Тем не менее, французская культура уже стала чрезвычайно популярна у европейцев. Ж.-Ж. Руссо, размышляя над своим полубессознательным влечением ко всему французскому, пришел к выводу о том, что причиной его была галльская литература: «Страсть к литературе привязала меня к французским книгам, к их авторам, к их стране… Впоследствии во время своих путешествий я заметил, что это свойственно не мне одному, что французские книги во всех странах так или иначе воздействуют на читающую и образованную часть нации, служа противовесом всеобщей ненависти, вызываемой самодовольством французов… Изящество французской литературы покоряет ей все умы, обладающие тонким вкусом, и французские авторы и философы поддерживают славу французов, потускневшую от неудач их воинов»
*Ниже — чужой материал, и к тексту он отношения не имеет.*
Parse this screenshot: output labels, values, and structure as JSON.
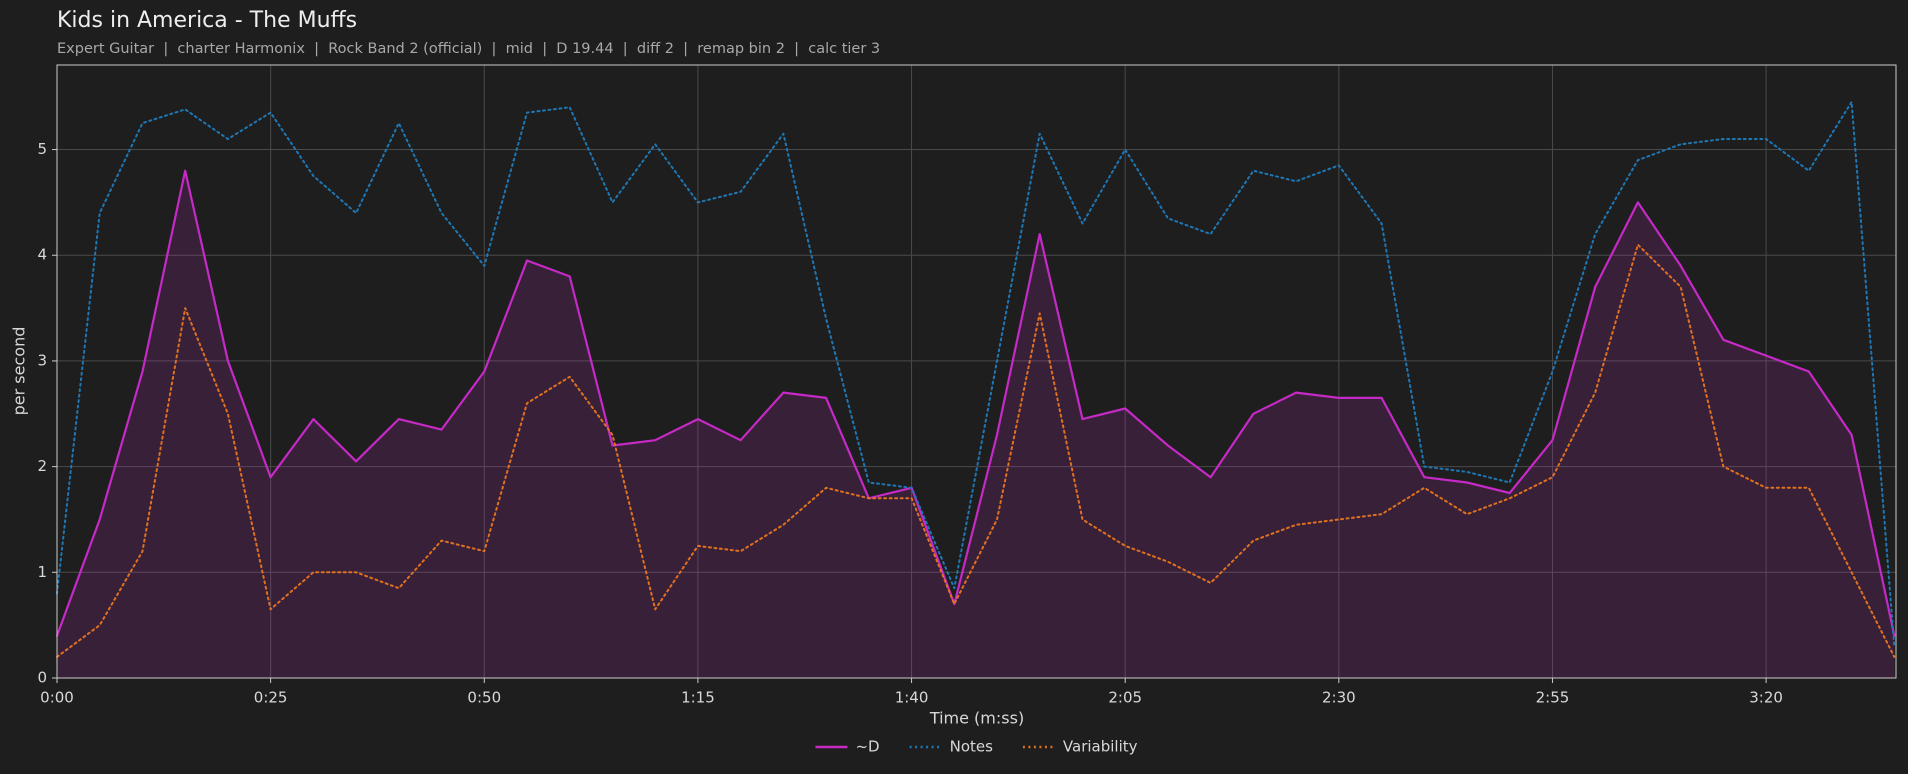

[352]. Впрочем, тот же Руссо разделял неудовольствие Монтескьё от того обстоятельства, что типографии увековечивают все заблуждения и что «опасные заблуждения Гоббсов и Спиноз сохраняются навеки»
[353].
Французские монархи, особенно блистательный Людовик XIV, поощряли науки и искусства, так что даже все и вся критиковавший Вольтер, писал, что «ни в Англии, ни в какой-либо иной стране мира нет институтов, созданных, как во Франции, во имя процветания изящных искусств» и что «лишь в одной Франции существуют поощрительные мероприятия в пользу астрономии, всех разделов математики, медицины, исследований античности, живописи, скульптуры и архитектуры»
[354].
Впрочем, как бы ни гордились французские интеллектуалы своей галльской культурой, философия эпохи Просвещения испытывала мощнейшее, едва ли не определяющее влияние со стороны английских мыслителей, прежде всего – Ньютона и Локка. Если Ньютон совершил переворот в представлении западного человека о физической реальности, то Локк то же самое сделал в отношении реальности психической. Отовсюду в текстах энциклопедистов глядит его имя, а его философия становится мощным оружием, направляемым против картезианского дуализма
[355]. Еще столетие назад учение Декарта было олицетворением самой передовой научной мысли, теперь же его представления о физическом пространстве кажутся наивными, а его космологические идеи оказываются несостоятельны; заодно вызывает недоверие и его метафизика. Но самое главное, новая физика мыслится не как отвлеченная наука, а как основание для новой идеологии, физики социальной. Как замечал О. Шпенглер, «Теория “европейской” цивилизации была создана в Лондоне Локком, Шэфтсбери, Клэрком, в особенности Бентамом, а Бейль, Вольтер и Руссо перенесли ее в Париж»
[356]. Однако стоит помнить о других словах того же Шпенглера: «То, что один народ получает от другого путем религиозного обращения или восторженного заимствования, есть только одежда и маска собственного чувства, но никогда не самое чувство»
[357]. Английский эмпиризм был плащом, в который кутался эмпиризм французский.
Говоря о Просвещении, приходится говорить преимущественно об Англии и Франции, поскольку в остальных европейских странах просвещенными были лишь отдельные интеллектуалы-энтузиасты. Как выразился по этому поводу П. Шоню, «есть Франция, Англия и безликий остальной мир. Можно быть либо французом, либо англичанином, либо гуроном. По обеим сторонам Ла-Манша, оси Просвещения, существует только одна разновидность иностранцев»
[358]. Англия и Франция, каждая по-своему, оказываются во главе условного движения, в той или иной мере увлекающего за собой прочие европейские державы. Конечно, говорить о едином «движении», в котором участвуют целиком те или иные страны, нужно с большой осторожностью. Но в качестве культурного и политического ориентира Просвещение, несомненно, существовало, и его фронтир проходил через Ла-Манш. Немецкое Aufklärung появляется позже и значительно отличается от французской и английской моделей; о преобладании немецкой модели можно говорить уже после 1770 г.